I speak on multiple occasions of how women need to learn to fix each other’s crowns and this time, there were a lot of clamours wanting to break yours than fix it. I am in awe of how God works, because you are blessed to have a very small group of women who will always catch you when you fall! It is not brokenness I take from all of this, but it is the women that chose to give back love when some would’ve preferred for you to crash. God’s ways don’t always have you smiling, but sometimes they have you learning. One powerful woman that was introduced to me through this moment wrote something deeply profound and I want to share it with other women because I think God wanted you and me to go through this for others to learn and grow.

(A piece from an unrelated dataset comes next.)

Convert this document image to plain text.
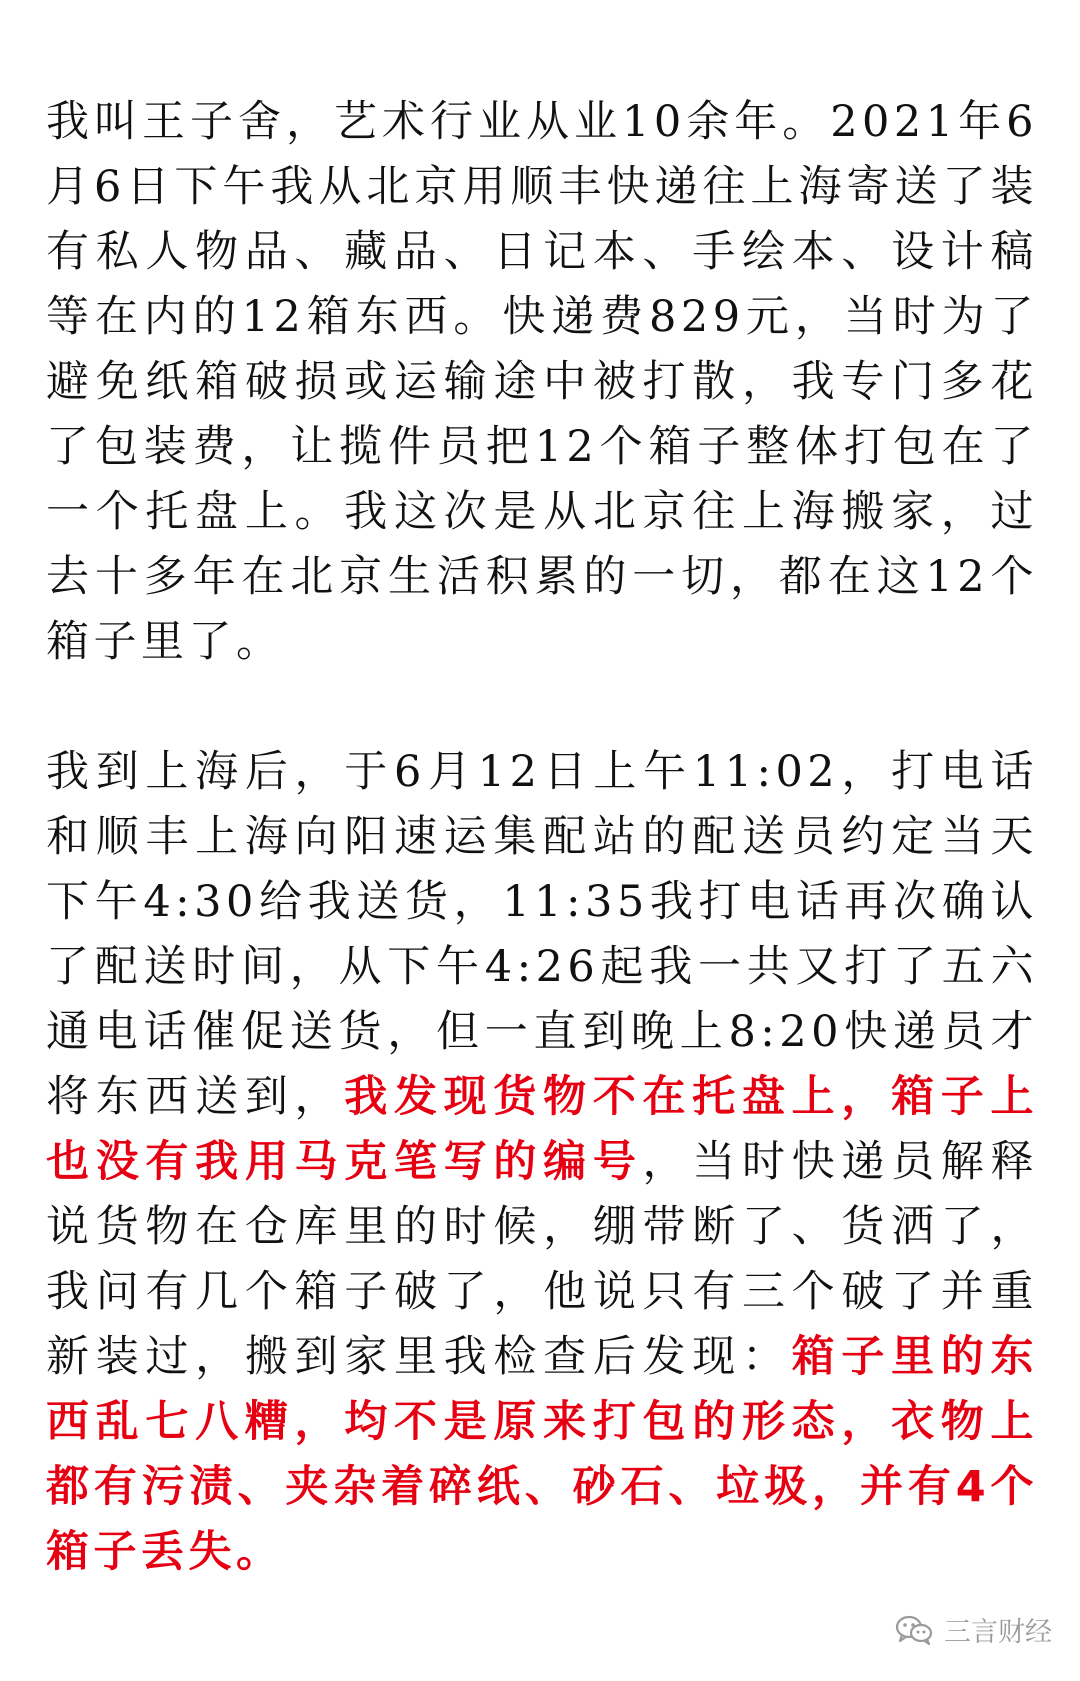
我叫王子舍，艺术行业从业10余年。2021年6月6日下午我从北京用顺丰快递往上海寄送了装有私人物品、藏品、日记本、手绘本、设计稿等在内的12箱东西。快递费829元，当时为了避免纸箱破损或运输途中被打散，我专门多花了包装费，让揽件员把12个箱子整体打包在了一个托盘上。我这次是从北京往上海搬家，过去十多年在北京生活积累的一切，都在这12个箱子里了。

我到上海后，于6月12日上午11:02，打电话和顺丰上海向阳速运集配站的配送员约定当天下午4:30给我送货，11:35我打电话再次确认了配送时间，从下午4:26起我一共又打了五六通电话催促送货，但一直到晚上8:20快递员才将东西送到，我发现货物不在托盘上，箱子上也没有我用马克笔写的编号，当时快递员解释说货物在仓库里的时候，绷带断了、货洒了，我问有几个箱子破了，他说只有三个破了并重新装过，搬到家里我检查后发现：箱子里的东西乱七八糟，均不是原来打包的形态，衣物上都有污渍、夹杂着碎纸、砂石、垃圾，并有4个箱子丢失。

三言财经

“One thing I know for sure, is, as long as the sun rises from the East, being a woman in this world is HARD. My womanhood, this body I reside in, will always be used against me, when patriarchy wants to punish, silence, and keep me in my place, this body is the first line of attack”.
“I have also learnt that one of the easiest weapons used against me is my sexuality, my sexual choices, and half the time, mere sexual innuendo is enough to destroy a woman. By simply reducing me to a VAGINA, my fate can be immediately sealed. All my work, good or bad my whole being, can merely be reduced to my vagina, and that is it! I am done for. I am sad. Sad. Sad. Because, at the end of the day, that is what I am reduced to. We are reduced to our vaginas. #Finichi. It’s a very easy thing to do. It is pathetic. It is horrid. I am but just another notch in a society that still adheres to an ethos that every outspoken woman is a bitch. The fight is never on a fair plane; it singles out its opponent, strips her of her opinions and attacks her womanhood.”
“My gift to women younger than me today, the same horrid words you use to reduce another woman to a vagina is exactly what they will do to you, the day you cross that (invisible), line. Always remember that. YOU are more than your vagina. You are a FULL human being.”